How to Grow Swiss Cheese Plants Indoors
Most gardeners grow their Swiss cheese plants indoors. It’s a great plant for indoors because it prefers low light. Don’t plant it right in front of a sunny window. The leaves turn yellow when it gets too much sun. Place it away from the window. A north facing room is the best for this shade lover.
It won’t get as large as it does outdoors, only growing to about 10 feet. Be sure to give it something to climb on! You can use regular potting soil. Water once a week at most. Allow the soil to dry out between waterings. Here’s neat trick: if you get busy and can’t water your plant regularly, you can take advantage of the fact that it has aerial roots and place one or more of the roots in a pot of water! It will take up the water through that root in addition to any watering you are doing in the pot. Our homes are very dry so mist your plant 2 to 3 times a week to provide humidity.
Fertilize 2 to 3 times a year with a balanced fertilizer as you would if you were growing it outdoors. You can prune your plant to keep it at a manageable size.
How to Grow Swiss Cheese Plants From Cuttings
Swiss cheese plants grow easily from cuttings. Make your cutting just below a leaf node. Strip the bottom leaves off and insert the cut end into a soil filled container. The cuttings root so easily that you don’t need to use any rooting hormone. Keep the soil moist. Roots should develop in a few weeks.
How to Grow Swiss Cheese Plants From Aerial Layering
Another easy way to propagate your Swiss cheese plant is through aerial layering. Locate a stem with an aerial root. Wrap some moistened sphagnum moss around the stem and the aerial root. Then enclose the entire thing in plastic wrap, securing both ends of the wrap. New roots should begin to appear in 1 to 2 months. When the new roots appear, sever the stem below the plastic wrap. You can remove the plastic wrap and plant the stem with new roots in a new container.
Questions & Answers
Question: I have a Monstera Deliciousa that is about 40 foot tall in an oak tree. It sent down roots that seem to be dried out/brittle. But the plant itself on the tree is healthy-looking. We want to clean out the large pile of compost like mess under the tree. However, this may cause several of these air roots to no longer be in the ground. As long as we don't disturb the main root, can we "disconnect" the air roots and not harm the plant? I wish I knew how to attach a picture to explain better.
Answer: If you disconnect roots from the ground, the foliage that they support will die. The "compost mess" under your tree is what happens in nature and plants like monstera depend on it to survive. Your best bet would be to leave the mess under the tree as long as it is not harming the tree.

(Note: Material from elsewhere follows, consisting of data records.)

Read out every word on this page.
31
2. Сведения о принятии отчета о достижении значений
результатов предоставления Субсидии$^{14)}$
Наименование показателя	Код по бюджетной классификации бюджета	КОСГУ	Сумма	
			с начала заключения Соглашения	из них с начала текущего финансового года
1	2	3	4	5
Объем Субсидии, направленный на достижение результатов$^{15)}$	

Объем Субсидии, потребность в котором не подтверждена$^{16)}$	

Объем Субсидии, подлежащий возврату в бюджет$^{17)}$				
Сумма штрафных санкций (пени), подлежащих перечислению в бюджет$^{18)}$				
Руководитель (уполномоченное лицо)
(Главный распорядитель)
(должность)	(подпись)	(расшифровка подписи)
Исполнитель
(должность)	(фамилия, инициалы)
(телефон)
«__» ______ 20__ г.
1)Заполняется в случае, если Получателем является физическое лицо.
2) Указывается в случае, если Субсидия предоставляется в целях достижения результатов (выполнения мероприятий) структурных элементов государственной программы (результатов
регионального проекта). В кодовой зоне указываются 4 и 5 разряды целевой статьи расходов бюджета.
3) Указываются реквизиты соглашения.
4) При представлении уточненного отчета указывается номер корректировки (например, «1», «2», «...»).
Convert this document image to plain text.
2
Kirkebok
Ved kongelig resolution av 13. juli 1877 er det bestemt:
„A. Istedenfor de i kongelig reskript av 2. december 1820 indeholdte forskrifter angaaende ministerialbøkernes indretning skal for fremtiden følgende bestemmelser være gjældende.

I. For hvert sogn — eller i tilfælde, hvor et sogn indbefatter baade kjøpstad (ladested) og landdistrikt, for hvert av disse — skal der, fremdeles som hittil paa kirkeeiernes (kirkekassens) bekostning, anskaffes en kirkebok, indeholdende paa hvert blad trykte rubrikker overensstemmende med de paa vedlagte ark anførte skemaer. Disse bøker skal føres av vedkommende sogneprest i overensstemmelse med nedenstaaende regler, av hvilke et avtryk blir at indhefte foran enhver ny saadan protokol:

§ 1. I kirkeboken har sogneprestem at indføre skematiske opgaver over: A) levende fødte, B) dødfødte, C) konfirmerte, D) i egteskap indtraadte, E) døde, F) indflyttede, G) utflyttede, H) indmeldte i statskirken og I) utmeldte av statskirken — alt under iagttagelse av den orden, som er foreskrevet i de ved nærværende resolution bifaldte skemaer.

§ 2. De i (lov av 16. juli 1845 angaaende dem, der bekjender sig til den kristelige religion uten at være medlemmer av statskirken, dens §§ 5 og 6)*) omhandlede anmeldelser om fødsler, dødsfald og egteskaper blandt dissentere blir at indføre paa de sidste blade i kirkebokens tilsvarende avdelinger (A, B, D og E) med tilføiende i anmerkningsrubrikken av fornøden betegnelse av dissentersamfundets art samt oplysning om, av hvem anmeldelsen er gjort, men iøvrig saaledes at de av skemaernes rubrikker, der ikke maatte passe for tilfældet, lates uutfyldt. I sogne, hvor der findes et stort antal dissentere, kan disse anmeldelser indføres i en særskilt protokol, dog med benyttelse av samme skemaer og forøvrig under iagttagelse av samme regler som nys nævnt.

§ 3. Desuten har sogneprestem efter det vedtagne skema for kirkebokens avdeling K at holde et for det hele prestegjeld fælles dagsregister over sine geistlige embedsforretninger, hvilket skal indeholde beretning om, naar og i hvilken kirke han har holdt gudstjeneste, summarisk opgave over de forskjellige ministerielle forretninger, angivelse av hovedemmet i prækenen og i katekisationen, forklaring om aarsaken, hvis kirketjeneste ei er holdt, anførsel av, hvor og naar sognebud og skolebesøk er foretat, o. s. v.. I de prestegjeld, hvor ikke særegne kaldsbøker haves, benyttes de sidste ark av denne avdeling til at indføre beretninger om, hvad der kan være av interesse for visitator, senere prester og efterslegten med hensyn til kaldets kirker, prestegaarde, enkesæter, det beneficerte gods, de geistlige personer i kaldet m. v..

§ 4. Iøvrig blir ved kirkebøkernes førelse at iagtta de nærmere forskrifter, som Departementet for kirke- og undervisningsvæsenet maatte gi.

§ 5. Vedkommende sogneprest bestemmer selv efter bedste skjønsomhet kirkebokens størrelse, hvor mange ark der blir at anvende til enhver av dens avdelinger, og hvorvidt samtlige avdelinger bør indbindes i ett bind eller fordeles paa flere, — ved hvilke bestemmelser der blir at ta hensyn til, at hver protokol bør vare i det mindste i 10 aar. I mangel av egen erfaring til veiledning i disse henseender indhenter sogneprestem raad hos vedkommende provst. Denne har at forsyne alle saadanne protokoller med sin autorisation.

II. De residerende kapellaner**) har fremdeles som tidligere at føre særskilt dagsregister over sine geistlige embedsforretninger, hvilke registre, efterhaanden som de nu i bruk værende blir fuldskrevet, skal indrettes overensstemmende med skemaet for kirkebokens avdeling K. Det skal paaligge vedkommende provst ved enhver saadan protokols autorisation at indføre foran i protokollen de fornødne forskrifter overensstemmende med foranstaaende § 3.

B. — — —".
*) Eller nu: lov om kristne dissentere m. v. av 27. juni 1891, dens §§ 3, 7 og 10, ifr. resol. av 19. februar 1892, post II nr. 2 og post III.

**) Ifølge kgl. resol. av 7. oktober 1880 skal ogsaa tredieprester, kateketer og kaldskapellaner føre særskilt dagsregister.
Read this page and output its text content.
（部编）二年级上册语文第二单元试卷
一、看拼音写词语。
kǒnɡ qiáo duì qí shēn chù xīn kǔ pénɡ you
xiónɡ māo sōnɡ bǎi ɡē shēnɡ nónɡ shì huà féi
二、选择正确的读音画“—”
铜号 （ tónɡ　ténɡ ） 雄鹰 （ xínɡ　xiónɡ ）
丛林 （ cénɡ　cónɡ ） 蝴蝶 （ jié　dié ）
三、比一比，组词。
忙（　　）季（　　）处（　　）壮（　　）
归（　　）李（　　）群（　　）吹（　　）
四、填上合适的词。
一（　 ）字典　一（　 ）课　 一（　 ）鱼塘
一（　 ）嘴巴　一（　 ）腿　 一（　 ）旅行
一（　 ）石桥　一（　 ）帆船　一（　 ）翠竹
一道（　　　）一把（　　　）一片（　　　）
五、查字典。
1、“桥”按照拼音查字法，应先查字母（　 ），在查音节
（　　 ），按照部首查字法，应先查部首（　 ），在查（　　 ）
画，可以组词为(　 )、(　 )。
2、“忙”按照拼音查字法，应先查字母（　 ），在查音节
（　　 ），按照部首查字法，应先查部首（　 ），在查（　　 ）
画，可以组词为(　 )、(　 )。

Question: Can Monstera plants be divided?
Answer: Swiss cheese plants (monstera) can be divided but it is difficult because of the large size of the plants. Just trying to remove the plants from the pot and then cutting the crown in pieces could result in the stems and leaves breaking from the sheer weight. You risk killing your plant. The preferred ways to propagate the plants are by cuttings or layering.